I decided to take my full-spectrum converted Olympus E-M10ii fitted with an infrared 720nm filter, and aimed for a vintage, plate-camera feel to the images, with dark tones, peripheral softness and vignetting. Victorian photo emulsions had tonal responses to light that are very different from today’s digital sensors, so I hoped the other-worldly effect of the IR spectrum today might suggest something of that.
Infrared plate and film photography dates from before WWI, and it remained a niche genre, although it was used by some great art photographers such as Minor White in the USA, and false-colour IR film images were commonplace in the swinging 60s (most notably on the cover of Frank Zappa’s album ‘Hot Rats’)

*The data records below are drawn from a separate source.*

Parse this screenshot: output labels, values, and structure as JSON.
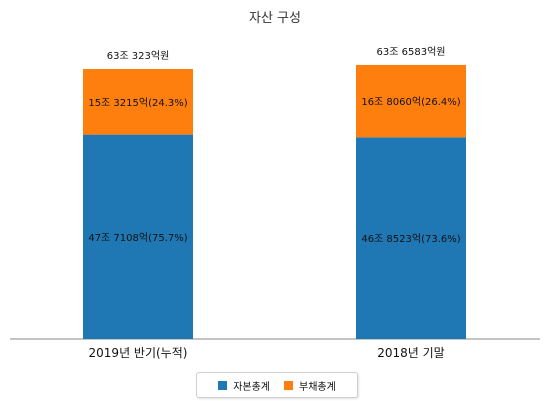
{
  "chart_data": {
    "type": "bar",
    "stacked": true,
    "title": "자산 구성",
    "categories": [
      "2019년 반기(누적)",
      "2018년 기말"
    ],
    "totals": [
      "63조 323억원",
      "63조 6583억원"
    ],
    "series": [
      {
        "name": "자본총계",
        "color": "#1f77b4",
        "values": [
          75.7,
          73.6
        ],
        "labels": [
          "47조 7108억(75.7%)",
          "46조 8523억(73.6%)"
        ]
      },
      {
        "name": "부채총계",
        "color": "#ff7f0e",
        "values": [
          24.3,
          26.4
        ],
        "labels": [
          "15조 3215억(24.3%)",
          "16조 8060억(26.4%)"
        ]
      }
    ],
    "grid": false,
    "legend": "bottom"
  }
}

IR monochrome photography is often done at the height of the day in summer, when IR radiation is plentiful and the effects on foliage and sky often startling. I was trying for something much more subtle here.
Ironically, just as we were heading home we had a fine sighting of a Barn Owl hunting at the edge of the trees north of the car park, but I didn’t have a long lens with me, so binoculars had to suffice.